- #1
shinobi20
- 267
- 19
- Homework Statement
- Let ##\psi_1##, ##\psi_2## be solutions of the Dirac equation such that ,
##\Big( \gamma^\mu p_\mu - m \Big) \psi_1= 0 \hspace{1cm} \Big( \gamma^\mu p_\mu - m \Big) \psi_2= 0 \hspace{1cm} (1)##
Define,
##\bar{\psi} \overleftarrow{p_\mu} = (p_\mu \bar{\psi})##, ##\hspace{1cm}## ##\bar{\psi} = \psi^\dagger \gamma_0 \hspace{1cm} (2)##
##\hat{\sigma}_{\mu\nu} = \frac{i}{2} \Big[ \gamma_\mu, \gamma_\nu \Big] \hspace{1cm} (3)##
From the equation
##\bar{\psi_2} \Big( -\overleftarrow{p_\mu} \gamma^\mu - m \Big) {\not}a \psi_1 + \bar{\psi_2} {\not}a \Big(\gamma^\mu p_\mu - m \Big) \psi_1 = 0 \hspace{1cm} (4)##
Show that
##\bar{\psi_2} \gamma_\mu \psi_1 = \frac{1}{2m} \Big( \bar{\psi_2} p_\mu \psi_1 - (p_\mu \bar{\psi_2}) \psi_1 \Big) - \frac{i}{2m} p^\nu \Big(\bar{\psi_2} \hat{\sigma}_{\mu\nu} \psi_1 \Big) \hspace{1cm} (5)##
Hint: write ##{\not}a{\not}p## in terms of ##\hat{\sigma}_{\mu\nu}##
- Relevant Equations
- ##\Big( \gamma^\mu p_\mu - m \Big) \psi_1= 0 \hspace{1cm} \Big( \gamma^\mu p_\mu - m \Big) \psi_2= 0 \hspace{1cm} (1)##
##\bar{\psi} \overleftarrow{p_\mu} = (p_\mu \bar{\psi})##, ##\hspace{1cm}## ##\bar{\psi} = \psi^\dagger \gamma_0 \hspace{1cm} (2)##
##\hat{\sigma}_{\mu\nu} = \frac{i}{2} \Big[ \gamma_\mu, \gamma_\nu \Big] \hspace{1cm} (3)##
##\bar{\psi_2} \Big( -\overleftarrow{p_\mu} \gamma^\mu - m \Big) {\not}a \psi_1 + \bar{\psi_2} {\not}a \Big(\gamma^\mu p_\mu - m \Big) \psi_1 = 0 \hspace{1cm} (4)##
##\bar{\psi_2} \gamma_\mu \psi_1 = \frac{1}{2m} \Big( \bar{\psi_2} p_\mu \psi_1 - (p_\mu \bar{\psi_2}) \psi_1 \Big) - \frac{i}{2m} p^\nu \Big(\bar{\psi_2} \hat{\sigma}_{\mu\nu} \psi_1 \Big) \hspace{1cm} (5)##
The left side of the equality of ##(5)## is obvious from ##(4)##, however the rest of the terms are still unknown to me.

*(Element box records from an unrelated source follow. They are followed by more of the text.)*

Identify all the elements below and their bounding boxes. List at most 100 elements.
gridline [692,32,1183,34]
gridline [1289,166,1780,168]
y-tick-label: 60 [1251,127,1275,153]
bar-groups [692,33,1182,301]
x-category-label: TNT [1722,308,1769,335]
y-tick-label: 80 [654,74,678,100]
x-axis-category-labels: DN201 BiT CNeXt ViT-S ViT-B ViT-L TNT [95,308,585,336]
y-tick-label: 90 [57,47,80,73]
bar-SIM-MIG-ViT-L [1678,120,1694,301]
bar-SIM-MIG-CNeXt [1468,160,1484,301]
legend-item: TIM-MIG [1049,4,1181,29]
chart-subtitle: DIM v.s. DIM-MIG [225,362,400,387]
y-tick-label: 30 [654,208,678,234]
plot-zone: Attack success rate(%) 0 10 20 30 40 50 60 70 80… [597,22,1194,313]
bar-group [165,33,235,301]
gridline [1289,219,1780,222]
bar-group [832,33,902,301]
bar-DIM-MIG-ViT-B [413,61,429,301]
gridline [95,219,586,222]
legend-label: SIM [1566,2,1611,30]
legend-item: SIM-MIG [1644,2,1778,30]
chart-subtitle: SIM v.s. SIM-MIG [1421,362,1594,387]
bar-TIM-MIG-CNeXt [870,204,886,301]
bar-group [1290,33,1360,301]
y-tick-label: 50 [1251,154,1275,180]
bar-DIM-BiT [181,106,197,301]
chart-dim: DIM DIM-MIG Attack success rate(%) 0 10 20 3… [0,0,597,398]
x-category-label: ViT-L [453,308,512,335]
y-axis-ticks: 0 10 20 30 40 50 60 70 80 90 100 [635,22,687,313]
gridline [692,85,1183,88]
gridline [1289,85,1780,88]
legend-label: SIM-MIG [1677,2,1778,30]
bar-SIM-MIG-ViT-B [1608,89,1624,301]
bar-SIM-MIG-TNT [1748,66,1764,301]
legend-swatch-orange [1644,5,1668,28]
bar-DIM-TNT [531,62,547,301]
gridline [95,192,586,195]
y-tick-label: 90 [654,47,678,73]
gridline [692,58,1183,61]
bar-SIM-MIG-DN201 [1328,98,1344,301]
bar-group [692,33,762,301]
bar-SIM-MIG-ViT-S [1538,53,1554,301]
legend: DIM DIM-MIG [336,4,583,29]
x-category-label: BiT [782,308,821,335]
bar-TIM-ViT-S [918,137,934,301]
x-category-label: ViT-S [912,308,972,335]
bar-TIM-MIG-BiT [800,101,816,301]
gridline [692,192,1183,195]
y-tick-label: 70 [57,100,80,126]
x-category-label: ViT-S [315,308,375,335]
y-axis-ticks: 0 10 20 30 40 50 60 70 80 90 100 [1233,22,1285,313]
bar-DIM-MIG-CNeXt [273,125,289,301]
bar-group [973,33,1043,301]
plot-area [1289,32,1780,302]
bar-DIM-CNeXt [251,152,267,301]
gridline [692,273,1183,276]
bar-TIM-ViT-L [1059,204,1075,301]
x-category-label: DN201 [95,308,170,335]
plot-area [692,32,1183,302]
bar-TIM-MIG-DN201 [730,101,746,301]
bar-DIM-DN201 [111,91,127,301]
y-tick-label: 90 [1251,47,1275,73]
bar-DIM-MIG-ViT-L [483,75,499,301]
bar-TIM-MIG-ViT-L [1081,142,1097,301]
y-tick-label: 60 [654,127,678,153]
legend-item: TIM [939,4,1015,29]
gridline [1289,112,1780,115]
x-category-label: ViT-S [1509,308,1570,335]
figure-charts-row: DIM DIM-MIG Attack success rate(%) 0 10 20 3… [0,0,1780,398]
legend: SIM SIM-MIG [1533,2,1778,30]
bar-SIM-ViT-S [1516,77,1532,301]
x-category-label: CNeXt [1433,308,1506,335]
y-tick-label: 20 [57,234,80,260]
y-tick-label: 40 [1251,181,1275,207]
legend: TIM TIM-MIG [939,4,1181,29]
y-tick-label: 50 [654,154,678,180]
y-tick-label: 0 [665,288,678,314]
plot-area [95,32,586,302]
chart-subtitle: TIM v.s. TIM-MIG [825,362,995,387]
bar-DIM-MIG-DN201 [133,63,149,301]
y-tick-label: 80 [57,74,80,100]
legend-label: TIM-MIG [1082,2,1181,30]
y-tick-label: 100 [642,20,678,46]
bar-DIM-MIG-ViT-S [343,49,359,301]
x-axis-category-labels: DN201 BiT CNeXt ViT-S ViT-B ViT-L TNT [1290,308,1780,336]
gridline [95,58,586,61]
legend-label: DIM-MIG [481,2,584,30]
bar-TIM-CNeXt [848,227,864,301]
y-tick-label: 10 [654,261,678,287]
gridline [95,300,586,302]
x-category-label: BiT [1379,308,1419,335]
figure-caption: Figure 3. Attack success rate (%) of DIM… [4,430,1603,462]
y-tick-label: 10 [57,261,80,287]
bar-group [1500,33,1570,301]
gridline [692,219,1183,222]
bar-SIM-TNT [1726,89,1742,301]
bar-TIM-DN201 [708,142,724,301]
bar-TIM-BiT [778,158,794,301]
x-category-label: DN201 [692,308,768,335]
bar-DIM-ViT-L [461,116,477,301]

I have tried adding and subtracting terms similar to the rest of the terms so as to produce a commutator and use ##(3)##, but I can't seem to figure out how to get ##(5)## correctly. Any help or guidance on how to proceed?